If I think about the one word that I found myself saying over and over again while in Portugal, that word was ‘magical’. (Usually with an exclamation mark or two.)
Every time I turned a corner, visited a different city, drove to a new region, or even walked into a train station in Portugal, there seemed to be something that deserved to be described as ‘magical’. But to whet your appetite, here is a small sampling of the embarrassment of riches this country has to offer and at least 5 reasons to visit Portugal.
Fantasy Beaches in the Algarve
The Algarve may be the one region that most people think of when Portugal comes to mind, because as the playground for both locals and foreigners, this Mediterranean coastline boasts an incredible beauty that needs to be seen to be believed.
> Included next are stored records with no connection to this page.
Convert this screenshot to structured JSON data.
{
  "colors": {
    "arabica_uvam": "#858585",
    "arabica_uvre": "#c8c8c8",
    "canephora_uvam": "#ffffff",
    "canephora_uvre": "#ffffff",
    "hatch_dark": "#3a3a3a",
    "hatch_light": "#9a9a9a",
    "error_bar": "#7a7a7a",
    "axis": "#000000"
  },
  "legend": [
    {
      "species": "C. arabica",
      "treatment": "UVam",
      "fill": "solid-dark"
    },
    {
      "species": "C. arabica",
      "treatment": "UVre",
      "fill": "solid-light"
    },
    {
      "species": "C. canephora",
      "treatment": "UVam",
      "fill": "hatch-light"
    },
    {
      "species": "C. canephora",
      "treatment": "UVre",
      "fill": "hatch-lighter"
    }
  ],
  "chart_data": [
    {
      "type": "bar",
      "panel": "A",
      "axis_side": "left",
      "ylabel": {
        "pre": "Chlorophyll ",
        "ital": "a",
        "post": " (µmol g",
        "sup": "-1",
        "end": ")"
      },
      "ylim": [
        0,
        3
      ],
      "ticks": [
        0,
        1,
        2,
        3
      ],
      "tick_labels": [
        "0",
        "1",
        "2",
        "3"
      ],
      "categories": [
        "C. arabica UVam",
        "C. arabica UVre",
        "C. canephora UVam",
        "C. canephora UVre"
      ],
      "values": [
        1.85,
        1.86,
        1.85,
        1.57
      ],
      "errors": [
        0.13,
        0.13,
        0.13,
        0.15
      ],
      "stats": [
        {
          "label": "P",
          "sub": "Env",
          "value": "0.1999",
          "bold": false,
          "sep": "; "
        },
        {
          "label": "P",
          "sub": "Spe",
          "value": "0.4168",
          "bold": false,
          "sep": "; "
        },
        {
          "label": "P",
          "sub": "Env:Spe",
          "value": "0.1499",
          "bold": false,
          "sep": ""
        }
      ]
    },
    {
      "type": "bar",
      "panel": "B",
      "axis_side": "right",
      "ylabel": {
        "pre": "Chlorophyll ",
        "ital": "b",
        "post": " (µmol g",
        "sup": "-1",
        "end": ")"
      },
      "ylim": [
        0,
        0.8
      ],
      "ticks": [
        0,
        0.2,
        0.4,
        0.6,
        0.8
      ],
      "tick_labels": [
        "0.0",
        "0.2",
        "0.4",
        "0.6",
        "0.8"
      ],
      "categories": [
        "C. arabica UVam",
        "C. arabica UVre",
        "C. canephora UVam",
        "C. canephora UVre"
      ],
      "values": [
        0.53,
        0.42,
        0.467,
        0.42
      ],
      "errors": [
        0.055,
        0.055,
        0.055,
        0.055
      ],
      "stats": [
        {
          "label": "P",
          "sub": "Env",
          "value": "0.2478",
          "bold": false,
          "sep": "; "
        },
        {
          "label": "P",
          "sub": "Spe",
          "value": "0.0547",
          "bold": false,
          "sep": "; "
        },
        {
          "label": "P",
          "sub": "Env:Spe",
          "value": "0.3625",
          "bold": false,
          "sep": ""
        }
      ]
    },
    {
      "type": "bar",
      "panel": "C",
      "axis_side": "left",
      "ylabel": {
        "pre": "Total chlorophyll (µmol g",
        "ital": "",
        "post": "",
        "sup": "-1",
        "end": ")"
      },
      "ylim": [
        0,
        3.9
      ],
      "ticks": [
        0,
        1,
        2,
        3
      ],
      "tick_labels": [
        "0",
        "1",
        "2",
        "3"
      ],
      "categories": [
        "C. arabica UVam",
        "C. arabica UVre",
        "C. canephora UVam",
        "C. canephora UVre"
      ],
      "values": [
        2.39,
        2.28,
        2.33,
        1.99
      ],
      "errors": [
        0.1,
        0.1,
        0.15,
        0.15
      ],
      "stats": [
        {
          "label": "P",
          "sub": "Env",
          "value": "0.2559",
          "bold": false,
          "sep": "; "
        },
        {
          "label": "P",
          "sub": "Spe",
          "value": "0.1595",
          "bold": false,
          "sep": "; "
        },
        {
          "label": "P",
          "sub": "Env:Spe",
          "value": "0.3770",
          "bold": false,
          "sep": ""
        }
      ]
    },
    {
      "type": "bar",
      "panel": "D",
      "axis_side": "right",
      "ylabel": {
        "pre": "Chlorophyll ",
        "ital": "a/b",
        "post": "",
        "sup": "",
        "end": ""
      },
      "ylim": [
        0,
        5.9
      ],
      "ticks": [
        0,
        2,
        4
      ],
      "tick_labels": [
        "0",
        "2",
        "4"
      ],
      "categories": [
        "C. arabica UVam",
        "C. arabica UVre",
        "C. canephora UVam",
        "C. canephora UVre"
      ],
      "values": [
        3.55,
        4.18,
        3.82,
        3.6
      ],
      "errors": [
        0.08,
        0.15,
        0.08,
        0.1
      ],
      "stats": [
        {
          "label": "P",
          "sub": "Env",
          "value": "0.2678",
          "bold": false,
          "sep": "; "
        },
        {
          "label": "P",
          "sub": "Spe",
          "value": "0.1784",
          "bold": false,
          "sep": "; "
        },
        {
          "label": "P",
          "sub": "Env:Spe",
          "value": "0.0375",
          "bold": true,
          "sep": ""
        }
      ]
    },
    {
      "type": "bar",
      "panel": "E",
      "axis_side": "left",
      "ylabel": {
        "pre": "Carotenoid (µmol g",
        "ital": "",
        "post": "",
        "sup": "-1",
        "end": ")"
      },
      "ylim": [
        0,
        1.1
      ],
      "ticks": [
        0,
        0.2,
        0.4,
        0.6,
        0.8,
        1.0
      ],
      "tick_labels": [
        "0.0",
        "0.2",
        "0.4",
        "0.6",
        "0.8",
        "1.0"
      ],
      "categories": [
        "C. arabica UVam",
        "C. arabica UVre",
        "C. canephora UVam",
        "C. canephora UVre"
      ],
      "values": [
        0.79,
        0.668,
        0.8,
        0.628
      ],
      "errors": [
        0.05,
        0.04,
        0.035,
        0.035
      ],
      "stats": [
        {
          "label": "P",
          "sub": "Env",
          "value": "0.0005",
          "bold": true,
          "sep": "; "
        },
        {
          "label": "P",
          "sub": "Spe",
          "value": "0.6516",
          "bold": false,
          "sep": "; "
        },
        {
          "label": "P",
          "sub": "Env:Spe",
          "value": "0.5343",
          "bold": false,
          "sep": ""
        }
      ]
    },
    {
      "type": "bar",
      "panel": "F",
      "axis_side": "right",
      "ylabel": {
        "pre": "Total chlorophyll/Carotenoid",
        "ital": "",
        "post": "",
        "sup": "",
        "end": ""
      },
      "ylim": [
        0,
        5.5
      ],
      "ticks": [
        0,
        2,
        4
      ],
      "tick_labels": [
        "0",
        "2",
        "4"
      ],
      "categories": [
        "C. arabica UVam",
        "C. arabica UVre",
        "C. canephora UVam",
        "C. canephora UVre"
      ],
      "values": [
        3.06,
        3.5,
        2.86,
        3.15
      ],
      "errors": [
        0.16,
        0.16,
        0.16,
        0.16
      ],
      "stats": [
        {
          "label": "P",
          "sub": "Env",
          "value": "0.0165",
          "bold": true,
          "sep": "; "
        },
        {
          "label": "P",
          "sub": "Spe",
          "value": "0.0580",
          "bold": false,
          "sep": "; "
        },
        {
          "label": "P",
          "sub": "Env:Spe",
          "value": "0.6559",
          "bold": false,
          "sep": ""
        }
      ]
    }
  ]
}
With turquoise waters lapping secluded golden sand beaches, taking a hike here will test your camera memory card’s capacity.
But it was a particular beach cave that I had seen in photos that drew me to Benagil, a tiny community near Lagoa. Reached only by boat, Benagil cave needs few words to describe it’s beauty and you can probably see why I organized our visit to include this piece of paradise. (You can read more about Benagil sea cave here.)
Purple Explosions in Alentejo
The Alentejo is to Portugal what the prairies are to Canada: both the breadbasket and rural heart of the country. In fact, everyone we met in Portugal spoke longingly about the bucolic lifestyle of this, the largest but least populated region in the country. Most of the year this is a dry, hot place characterized by rolling fields of hay-coloured grain crops, studded with cork trees that provide one of the important crops for which this province is known. But we had the good luck to visit the Alentejo in May, and a particularly rainy May at that, and were rewarded with an explosion of wildflowers that turned these normally beige fields into a canvas spattered with purple and gold!
Fleeting and beautiful, these fields would soon look entirely different, but for us, they were decked out in these regal colours for as far as the eye could see.
Palaces Fit for Royalty
Whimsical, sumptuous, exotic, impressive…these words only begin to describe the palaces and castles we found not just in a couple of towns in Portugal, but everywhere we went. Whether they are ruins left by the Romans, fortifications built by the Moors, private residences built by inspired aristocrats, or summer getaways for the ruling family, Portugal’s palaces are something you need to see to believe. And the absolute best part is that you can actually stay in some of them – and not for a King’s ransom, either.
For every child who has dreamed about being a prince or princess, Portugal has a palace to make even a grownup’s wishes come true. If you don’t believe me, check out Bussaco Palace!
Towns That Defy Imagination
You see photos of some places and think, no way, that was photoshopped. Or you get there and are disappointed that it doesn’t live up to your expectations. Not so with Monsanto, a tiny town that is built on the top of a hill, between, around, and literally under, giant boulders.
The best part of this town is that despite its bizarre and unique appearance, it is not a freak-show destination filled only with tourists and entrepreneurs taking advantage of hordes of gawkers. Genuine, welcoming and peaceful, like the people who live here, Monsanto is off the radar of most visitors to Portugal. And I sincerely hope it stays that way (in fact, I’m almost hesitant to share it here!)
Pagan FestivalsIt may just be the world’s largest and longest toga party, but Braga’s Braga Romana festival does more than just celebrate its past as a former Roman capital of the province known as Gallaecia. Braga Romana is a 4-day long excuse for the whole town to party and indulge in all things pagan, from late-night theatre performances in the shadow of the historic centre’s Sé cathedral, to Bacchanalian feasts with flavoured wine and roasted pig.
Stroll the cobbled streets in costume, refill your wine goblet at one of the temporary Tavernas (taking the party to the streets is encouraged during Braga Romana), or try your hand at archery competitions. Throw in a few buskers, falcons, gladiators and fire, and you’ve got all the makings of a magical festival.
Take a small but diverse country. Add that special something that comes with stunning geography, rich history and a multi-cultural past, and what you get is an expression I must’ve said a dozen times during our visit, and something I’ve come to use as my summary of our visit: “Portugal is Magical” (which I think should definitely be its next tourism campaign.)